20Newsgroup documents
This sections aims to use the packages functionality on text data. This includes creating a amtrix of tf-idf features, PCA and hierarchical clustering. For this, we will demonstrate on a sample of the 20Newsgroup data. Each document is associated with 1 of 20 newsgroup topics, organized at two hierarchical levels.
Data load
Import data and create dataframe.
df = eb.load_newsgroup()
Data loaded successfully
eb.text_matrix_and_attributes
- creates a Y matrix of tf-idf
features. It takes in a dataframe and the column which contains the
data. Further functionality includes: removing general stopwords, adding
stopwords, removing email addresses, cleaning (lemmatize and remove
symbol, lowercase letters) and a threshold for the min/max number of
documents a word needs to appear in to be included.
Y, attributes = eb.text_matrix_and_attributes(df, 'data', remove_stopwords=True, clean_text=True,
remove_email_addresses=True, update_stopwords=['subject'],
min_df=5, max_df=len(df)-1000)
(n,p) = Y.shape
print("n = {}, p = {}".format(n,p))
n = 5000, p = 12804
Perform dimension selection using Wasserstein distances, see Whiteley et al., 2022 for details.
ws, dim = eb.wasserstein_dimension_select(Y, range(40), split=0.5)
print("Selected dimension: {}".format(dim))
Selected dimension: 28
PCA and tSNE
Now we perform PCA Whiteley et al., 2022.
zeta = p**-.5 * eb.embed(Y, d=dim, version='full')
Apply t-SNE.
from sklearn.manifold import TSNE
tsne_zeta = TSNE(n_components=2, perplexity=30).fit_transform(zeta)
Colours dictionary where topics from the same theme have different shades of the same colour
target_colour = {'alt.atheism': 'goldenrod',
'comp.graphics': 'steelblue',
'comp.os.ms-windows.misc': 'skyblue',
'comp.sys.ibm.pc.hardware': 'lightblue',
'comp.sys.mac.hardware': 'powderblue',
'comp.windows.x': 'deepskyblue',
'misc.forsale': 'maroon',
'rec.autos': 'limegreen',
'rec.motorcycles': 'green',
'rec.sport.baseball': 'yellowgreen',
'rec.sport.hockey': 'olivedrab',
'sci.crypt': 'pink',
'sci.electronics': 'plum',
'sci.med': 'orchid',
'sci.space': 'palevioletred',
'soc.religion.christian': 'darkgoldenrod',
'talk.politics.guns': 'coral',
'talk.politics.mideast': 'tomato',
'talk.politics.misc': 'darksalmon',
'talk.religion.misc': 'gold'}
Plot PCA on the LHS and PCA + t-SNE on the RHS
pca_fig = eb.snapshot_plot(
embedding = [zeta[:, :2],tsne_zeta],
node_labels = df['target_names'].tolist(),
c = target_colour,
title = ['PCA','tSNE'],
add_legend=True,
max_legend_cols = 6,
figsize = (15,6),
move_legend = (.5,-.15),
# tick_labels = True,
# Apply other matplotlib settings
s=10,
)
plt.tight_layout()
Hierarchical clustering with dot products, Gray et al., 2024
First we do HC for the centroids of each topic and plot the dendrogram. Then we do HC on the whole dataset and visualise the output tree.
On centroids
Find centroids
idxs = [np.where(np.array(df['target']) == t)[0]

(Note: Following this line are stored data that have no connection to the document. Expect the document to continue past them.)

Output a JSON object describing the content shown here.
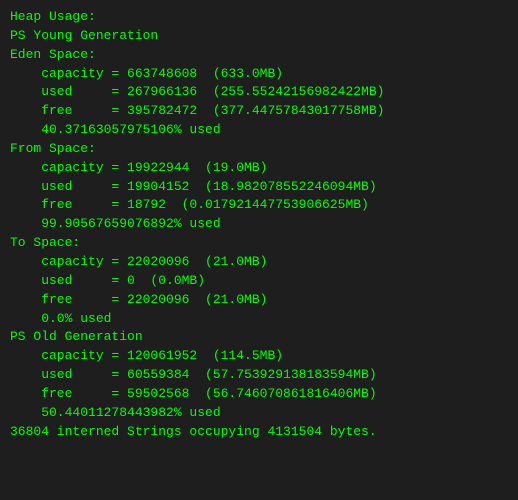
{
  "content": {
    "lines": [
      {
        "text": "Heap Usage:",
        "indent": 0
      },
      {
        "text": "PS Young Generation",
        "indent": 0
      },
      {
        "text": "Eden Space:",
        "indent": 0
      },
      {
        "text": "    capacity = 663748608  (633.0MB)",
        "indent": 0
      },
      {
        "text": "    used     = 267966136  (255.55242156982422MB)",
        "indent": 0
      },
      {
        "text": "    free     = 395782472  (377.44757843017758MB)",
        "indent": 0
      },
      {
        "text": "    40.37163057975106% used",
        "indent": 0
      },
      {
        "text": "From Space:",
        "indent": 0
      },
      {
        "text": "    capacity = 19922944  (19.0MB)",
        "indent": 0
      },
      {
        "text": "    used     = 19904152  (18.982078552246094MB)",
        "indent": 0
      },
      {
        "text": "    free     = 18792  (0.017921447753906625MB)",
        "indent": 0
      },
      {
        "text": "    99.90567659076892% used",
        "indent": 0
      },
      {
        "text": "To Space:",
        "indent": 0
      },
      {
        "text": "    capacity = 22020096  (21.0MB)",
        "indent": 0
      },
      {
        "text": "    used     = 0  (0.0MB)",
        "indent": 0
      },
      {
        "text": "    free     = 22020096  (21.0MB)",
        "indent": 0
      },
      {
        "text": "    0.0% used",
        "indent": 0
      },
      {
        "text": "PS Old Generation",
        "indent": 0
      },
      {
        "text": "    capacity = 120061952  (114.5MB)",
        "indent": 0
      },
      {
        "text": "    used     = 60559384  (57.753929138183594MB)",
        "indent": 0
      },
      {
        "text": "    free     = 59502568  (56.746070861816406MB)",
        "indent": 0
      },
      {
        "text": "    50.44011278443982% used",
        "indent": 0
      },
      {
        "text": "",
        "indent": 0
      },
      {
        "text": "36804 interned Strings occupying 4131504 bytes.",
        "indent": 0
      }
    ]
  }
}
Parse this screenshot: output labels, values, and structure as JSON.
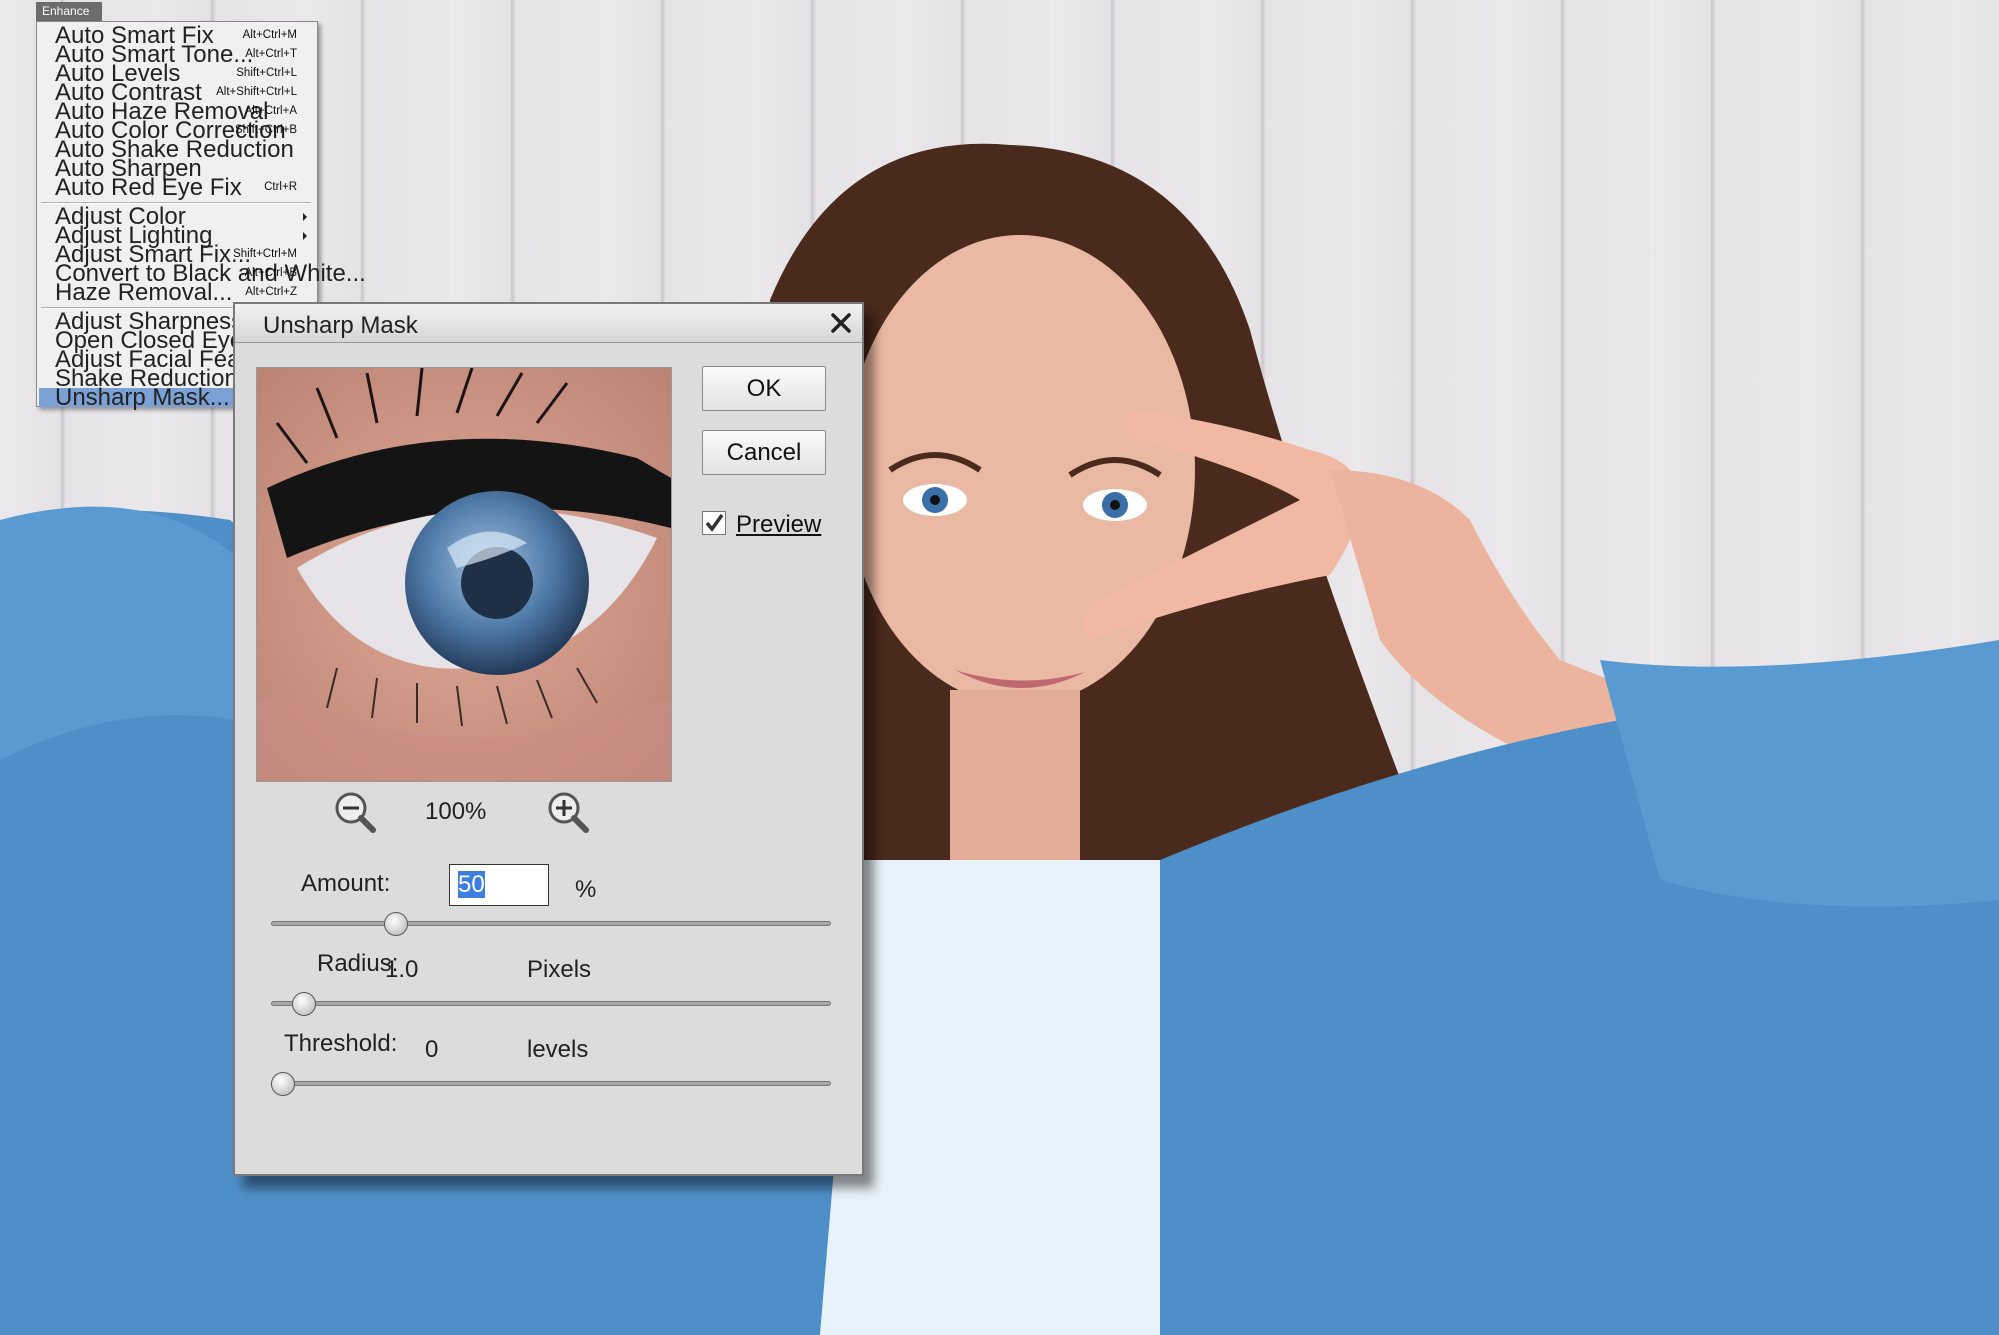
{
  "menu": {
    "title": "Enhance",
    "groups": [
      [
        {
          "label": "Auto Smart Fix",
          "shortcut": "Alt+Ctrl+M"
        },
        {
          "label": "Auto Smart Tone...",
          "shortcut": "Alt+Ctrl+T"
        },
        {
          "label": "Auto Levels",
          "shortcut": "Shift+Ctrl+L"
        },
        {
          "label": "Auto Contrast",
          "shortcut": "Alt+Shift+Ctrl+L"
        },
        {
          "label": "Auto Haze Removal",
          "shortcut": "Alt+Ctrl+A"
        },
        {
          "label": "Auto Color Correction",
          "shortcut": "Shift+Ctrl+B"
        },
        {
          "label": "Auto Shake Reduction",
          "shortcut": ""
        },
        {
          "label": "Auto Sharpen",
          "shortcut": ""
        },
        {
          "label": "Auto Red Eye Fix",
          "shortcut": "Ctrl+R"
        }
      ],
      [
        {
          "label": "Adjust Color",
          "shortcut": "",
          "submenu": true
        },
        {
          "label": "Adjust Lighting",
          "shortcut": "",
          "submenu": true
        },
        {
          "label": "Adjust Smart Fix...",
          "shortcut": "Shift+Ctrl+M"
        },
        {
          "label": "Convert to Black and White...",
          "shortcut": "Alt+Ctrl+B"
        },
        {
          "label": "Haze Removal...",
          "shortcut": "Alt+Ctrl+Z"
        }
      ],
      [
        {
          "label": "Adjust Sharpness...",
          "shortcut": ""
        },
        {
          "label": "Open Closed Eyes...",
          "shortcut": ""
        },
        {
          "label": "Adjust Facial Features...",
          "shortcut": ""
        },
        {
          "label": "Shake Reduction...",
          "shortcut": ""
        },
        {
          "label": "Unsharp Mask...",
          "shortcut": "",
          "selected": true
        }
      ]
    ]
  },
  "dialog": {
    "title": "Unsharp Mask",
    "ok_label": "OK",
    "cancel_label": "Cancel",
    "preview_label": "Preview",
    "preview_checked": true,
    "zoom": "100%",
    "amount": {
      "label": "Amount:",
      "value": "50",
      "unit": "%",
      "slider_fraction": 0.21
    },
    "radius": {
      "label": "Radius:",
      "value": "1.0",
      "unit": "Pixels",
      "slider_fraction": 0.04
    },
    "threshold": {
      "label": "Threshold:",
      "value": "0",
      "unit": "levels",
      "slider_fraction": 0.0
    }
  },
  "colors": {
    "menu_selected": "#7aa0d4",
    "dialog_bg": "#dcdcdc",
    "denim": "#4f8fc9"
  }
}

for t in sorted(df['target'].unique())]
t_zeta = np.array([np.mean(zeta[idx, :], axis=0) for idx in idxs])
Topic HC clustering
t_dp_hc = eb.DotProductAgglomerativeClustering()
t_dp_hc.fit(t_zeta);
Plot dendrogram
plt.title("Hierarchical Clustering Dendrogram")
eb.plot_dendrogram(t_dp_hc, dot_product_clustering=True, orientation='left',
labels=sorted(df['target_names'].unique()))
plt.show()
On documents
dp_hc = eb.DotProductAgglomerativeClustering()
dp_hc.fit(zeta);
Use construct tree graph from hierarchical clustering, epsilon is set to zero as we don’t want to prune the tree.
tree = eb.ConstructTree(model= dp_hc, epsilon=0)
tree.fit()
Constructing tree...
<pyemb.hc.ConstructTree at 0x74ee20fbf280>
tree.plot(labels = list(df["target_names"]), colours = target_colour, node_size=25, forceatlas_iter=100)
100%|██████████| 100/100 [00:11<00:00, 9.00it/s]
BarnesHut Approximation took 6.12 seconds
Repulsion forces took 4.49 seconds
Gravitational forces took 0.04 seconds
Attraction forces took 0.03 seconds
AdjustSpeedAndApplyForces step took 0.20 seconds
References
Whiteley, N., Gray, A. and Rubin-Delanchy, P., 2022. Statistical exploration of the Manifold Hypothesis.
Gray, A., Modell, A., Rubin-Delanchy, P. and Whiteley, N., 2024. Hierarchical clustering with dot products recovers hidden tree structure. Advances in Neural Information Processing Systems, 36.